La bataille du temps
Les autocrates croient toujours que les démocraties, obnubilées par l’immédiat, seront vaincues par des régimes qui ont le temps devant eux. C’est une illusion. Par François Hollande
Dans la confrontation entre les démocraties et les autocraties, on prétend souvent que les unes sont plongées dans les tempêtes d’un présent agité quand les autres nagent dans les eaux calmes d’un futur illimité. Les premières voient leur horizon contraint par des rendez-vous électoraux qui fragilisent leurs dirigeants, tandis que les secondes sont débarrassées de ce souci-là, tant les résultats des scrutins sont connus d’avance, d’autant plus aisément que les opposants sont au mieux emprisonnés ou exilés, au pire liquidés purement et simplement. Ainsi l’incertitude des élections américaines de novembre est aussi grande que l’évidence de la victoire de Poutine en mars.
Cette asymétrie serait indubitablement à l’avantage des régimes autoritaires, puisqu’ils disposent du temps nécessaire pour échafauder des plans et des stratégies en tous domaines, en particulier le militaire. Elle faciliterait leur recours à la force, dans la mesure où les dictatures n’auraient qu’à attendre l’épuisement des libres citoyens pour digérer leurs proies.
Cette indifférence aux contingences du temps et aux aléas électoraux conférerait aux autocrates une forme de suprématie, dès lors qu’ils peuvent infliger à leur propre peuple sacrifices économiques, pertes humaines, isolement par rapport au reste du monde, sans dommages pour eux. L’exemple le plus abouti n’est-il pas celui de la Corée du Nord, où l’autarcie s’ajoute aux privations et où la répétition des famines peut coexister avec la réalisation de prouesses technologiques dans le lancement de missiles ?
Ces régimes semblent n’avoir rien à craindre du temps qui passe. Celui-ci décourage les révoltes et soulèvements, rend vaines les manifestations et permet même, comme en Iran, d’organiser des élections pour accorder une plus large place à des courants encore plus conservateurs.
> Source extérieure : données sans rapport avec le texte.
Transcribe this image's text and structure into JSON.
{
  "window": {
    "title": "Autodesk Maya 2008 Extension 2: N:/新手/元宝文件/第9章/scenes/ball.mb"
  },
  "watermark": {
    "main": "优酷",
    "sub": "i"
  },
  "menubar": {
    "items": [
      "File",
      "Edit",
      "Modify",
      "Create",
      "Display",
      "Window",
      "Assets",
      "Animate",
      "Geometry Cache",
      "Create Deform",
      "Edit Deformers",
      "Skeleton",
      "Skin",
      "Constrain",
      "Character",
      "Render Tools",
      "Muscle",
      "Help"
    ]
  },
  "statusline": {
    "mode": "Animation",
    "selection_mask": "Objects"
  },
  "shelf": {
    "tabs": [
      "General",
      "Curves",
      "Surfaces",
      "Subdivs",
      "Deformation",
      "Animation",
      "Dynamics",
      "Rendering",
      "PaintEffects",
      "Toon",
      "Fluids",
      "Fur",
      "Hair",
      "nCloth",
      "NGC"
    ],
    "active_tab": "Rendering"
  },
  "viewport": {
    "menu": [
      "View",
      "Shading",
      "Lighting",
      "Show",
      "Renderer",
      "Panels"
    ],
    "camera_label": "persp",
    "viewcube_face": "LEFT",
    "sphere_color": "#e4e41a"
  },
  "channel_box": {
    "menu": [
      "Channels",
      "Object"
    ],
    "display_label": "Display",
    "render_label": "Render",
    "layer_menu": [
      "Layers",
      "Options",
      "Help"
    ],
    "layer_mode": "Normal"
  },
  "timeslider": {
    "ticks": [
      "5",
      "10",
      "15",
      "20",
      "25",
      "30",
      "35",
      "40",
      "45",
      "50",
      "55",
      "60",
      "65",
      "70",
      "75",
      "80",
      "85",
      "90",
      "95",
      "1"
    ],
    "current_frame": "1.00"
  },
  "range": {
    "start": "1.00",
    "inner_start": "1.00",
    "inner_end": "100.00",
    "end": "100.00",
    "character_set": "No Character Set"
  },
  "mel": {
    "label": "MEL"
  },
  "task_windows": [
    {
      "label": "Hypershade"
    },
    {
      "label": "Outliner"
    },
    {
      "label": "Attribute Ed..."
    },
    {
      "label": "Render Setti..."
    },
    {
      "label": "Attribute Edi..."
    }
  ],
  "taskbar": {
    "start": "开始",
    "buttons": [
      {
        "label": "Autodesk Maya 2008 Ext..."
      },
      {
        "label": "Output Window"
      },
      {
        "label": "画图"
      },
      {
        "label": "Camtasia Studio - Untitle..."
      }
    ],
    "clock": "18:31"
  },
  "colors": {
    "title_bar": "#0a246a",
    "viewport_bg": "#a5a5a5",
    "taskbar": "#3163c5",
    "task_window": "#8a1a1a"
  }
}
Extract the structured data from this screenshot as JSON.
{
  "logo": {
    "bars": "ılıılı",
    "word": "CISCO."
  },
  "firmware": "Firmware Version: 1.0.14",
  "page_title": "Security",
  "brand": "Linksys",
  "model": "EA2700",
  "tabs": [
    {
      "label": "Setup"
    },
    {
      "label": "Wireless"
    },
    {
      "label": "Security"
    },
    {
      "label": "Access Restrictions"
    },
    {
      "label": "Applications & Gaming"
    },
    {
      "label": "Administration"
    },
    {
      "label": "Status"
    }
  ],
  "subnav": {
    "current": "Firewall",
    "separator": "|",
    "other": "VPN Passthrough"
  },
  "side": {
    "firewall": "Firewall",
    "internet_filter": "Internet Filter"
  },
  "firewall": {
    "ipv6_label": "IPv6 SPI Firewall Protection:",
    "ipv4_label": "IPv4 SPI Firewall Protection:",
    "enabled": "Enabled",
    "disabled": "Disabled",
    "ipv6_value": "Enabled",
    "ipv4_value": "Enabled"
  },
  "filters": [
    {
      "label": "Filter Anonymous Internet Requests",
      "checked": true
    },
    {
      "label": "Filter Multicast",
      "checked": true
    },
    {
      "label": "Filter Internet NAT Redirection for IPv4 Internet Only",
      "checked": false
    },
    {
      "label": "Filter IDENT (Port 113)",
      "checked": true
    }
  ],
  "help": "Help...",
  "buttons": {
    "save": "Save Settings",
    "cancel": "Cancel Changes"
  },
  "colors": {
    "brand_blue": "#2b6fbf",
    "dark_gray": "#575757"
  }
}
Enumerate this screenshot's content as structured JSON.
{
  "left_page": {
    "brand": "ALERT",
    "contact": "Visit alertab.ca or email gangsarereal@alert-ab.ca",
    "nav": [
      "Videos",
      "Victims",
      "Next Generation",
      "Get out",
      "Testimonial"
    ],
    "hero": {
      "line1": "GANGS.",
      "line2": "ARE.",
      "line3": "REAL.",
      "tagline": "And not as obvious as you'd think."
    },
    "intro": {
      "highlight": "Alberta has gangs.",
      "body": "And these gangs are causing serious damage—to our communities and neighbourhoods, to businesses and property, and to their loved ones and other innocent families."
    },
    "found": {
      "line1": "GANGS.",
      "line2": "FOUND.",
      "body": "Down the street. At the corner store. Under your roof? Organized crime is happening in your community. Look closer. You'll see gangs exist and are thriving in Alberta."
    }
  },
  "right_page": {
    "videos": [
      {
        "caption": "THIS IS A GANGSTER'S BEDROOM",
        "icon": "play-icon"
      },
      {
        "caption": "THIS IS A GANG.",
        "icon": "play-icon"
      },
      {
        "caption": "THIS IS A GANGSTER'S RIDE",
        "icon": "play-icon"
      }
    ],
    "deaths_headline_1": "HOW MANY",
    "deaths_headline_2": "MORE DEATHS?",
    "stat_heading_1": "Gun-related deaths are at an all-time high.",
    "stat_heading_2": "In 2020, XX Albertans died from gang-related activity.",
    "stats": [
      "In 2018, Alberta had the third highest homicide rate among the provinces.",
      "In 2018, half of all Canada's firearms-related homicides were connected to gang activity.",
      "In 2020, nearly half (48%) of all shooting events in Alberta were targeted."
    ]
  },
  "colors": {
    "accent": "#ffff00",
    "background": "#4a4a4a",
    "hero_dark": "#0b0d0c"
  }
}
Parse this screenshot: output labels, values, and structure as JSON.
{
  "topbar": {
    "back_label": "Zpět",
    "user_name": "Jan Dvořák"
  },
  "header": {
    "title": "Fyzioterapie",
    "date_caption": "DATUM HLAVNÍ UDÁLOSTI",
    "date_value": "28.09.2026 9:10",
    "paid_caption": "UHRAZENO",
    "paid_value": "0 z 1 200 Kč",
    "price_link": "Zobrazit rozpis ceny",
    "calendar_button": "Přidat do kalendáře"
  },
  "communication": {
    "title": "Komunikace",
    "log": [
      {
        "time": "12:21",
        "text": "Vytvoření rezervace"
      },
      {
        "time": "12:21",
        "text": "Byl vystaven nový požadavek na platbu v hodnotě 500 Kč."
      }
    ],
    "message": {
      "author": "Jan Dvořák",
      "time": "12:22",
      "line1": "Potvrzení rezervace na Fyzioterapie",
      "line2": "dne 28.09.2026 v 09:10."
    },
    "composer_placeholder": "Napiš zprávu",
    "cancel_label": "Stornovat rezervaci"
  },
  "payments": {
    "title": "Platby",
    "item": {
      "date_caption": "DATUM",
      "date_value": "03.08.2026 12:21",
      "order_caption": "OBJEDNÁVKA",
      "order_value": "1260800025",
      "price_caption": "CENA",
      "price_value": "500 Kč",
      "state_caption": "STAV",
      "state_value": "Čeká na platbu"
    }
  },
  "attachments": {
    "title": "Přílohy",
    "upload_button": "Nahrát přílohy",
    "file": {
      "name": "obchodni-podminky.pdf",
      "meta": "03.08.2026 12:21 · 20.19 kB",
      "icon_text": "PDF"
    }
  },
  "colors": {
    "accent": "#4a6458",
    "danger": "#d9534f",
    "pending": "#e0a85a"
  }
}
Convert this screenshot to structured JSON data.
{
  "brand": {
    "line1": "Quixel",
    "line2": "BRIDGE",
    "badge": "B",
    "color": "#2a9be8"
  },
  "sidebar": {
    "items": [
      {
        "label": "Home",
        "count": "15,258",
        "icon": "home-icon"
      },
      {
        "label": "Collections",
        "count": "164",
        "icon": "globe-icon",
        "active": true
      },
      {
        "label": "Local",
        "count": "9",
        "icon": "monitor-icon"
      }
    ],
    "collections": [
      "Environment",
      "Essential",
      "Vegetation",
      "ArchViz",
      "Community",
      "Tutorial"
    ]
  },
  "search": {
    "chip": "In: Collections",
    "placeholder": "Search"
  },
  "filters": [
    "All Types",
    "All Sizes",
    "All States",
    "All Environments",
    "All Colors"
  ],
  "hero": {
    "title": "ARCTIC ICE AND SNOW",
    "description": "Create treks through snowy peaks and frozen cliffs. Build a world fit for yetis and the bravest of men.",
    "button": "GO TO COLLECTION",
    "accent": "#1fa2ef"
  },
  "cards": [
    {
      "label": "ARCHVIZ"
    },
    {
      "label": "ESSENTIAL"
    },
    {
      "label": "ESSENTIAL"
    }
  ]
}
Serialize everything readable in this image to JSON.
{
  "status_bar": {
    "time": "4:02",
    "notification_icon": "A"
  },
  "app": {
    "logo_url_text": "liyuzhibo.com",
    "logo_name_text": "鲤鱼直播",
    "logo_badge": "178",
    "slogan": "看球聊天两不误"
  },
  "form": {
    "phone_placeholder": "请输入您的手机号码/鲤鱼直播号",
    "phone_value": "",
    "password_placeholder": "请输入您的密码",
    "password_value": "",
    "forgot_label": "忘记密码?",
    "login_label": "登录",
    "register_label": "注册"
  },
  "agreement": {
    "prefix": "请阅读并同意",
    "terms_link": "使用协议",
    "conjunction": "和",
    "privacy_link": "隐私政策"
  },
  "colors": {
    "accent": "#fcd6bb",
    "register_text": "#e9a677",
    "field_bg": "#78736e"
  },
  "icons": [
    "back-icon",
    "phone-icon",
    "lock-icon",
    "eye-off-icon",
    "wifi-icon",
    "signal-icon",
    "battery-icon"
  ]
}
L’arrogance des autocrates, conjuguée à leur pérennité, leur permet de déstabiliser les démocraties en utilisant les failles ouvertes par le respect scrupuleux des libertés. Internet est devenu ainsi un champ de manœuvres d’influenceurs stipendiés qui se transforment en autant de propagandistes zélés. Le pluralisme politique, ici, est au service de puissances hostiles, là-bas. Vladimir Poutine utilise sans vergogne les liens qu’il a patiemment tissés avec des extrêmes-droites européennes – et d’ailleurs pas seulement – ou avec des gouvernants qui, au cœur de l’Europe, affichent leur complaisance à son égard.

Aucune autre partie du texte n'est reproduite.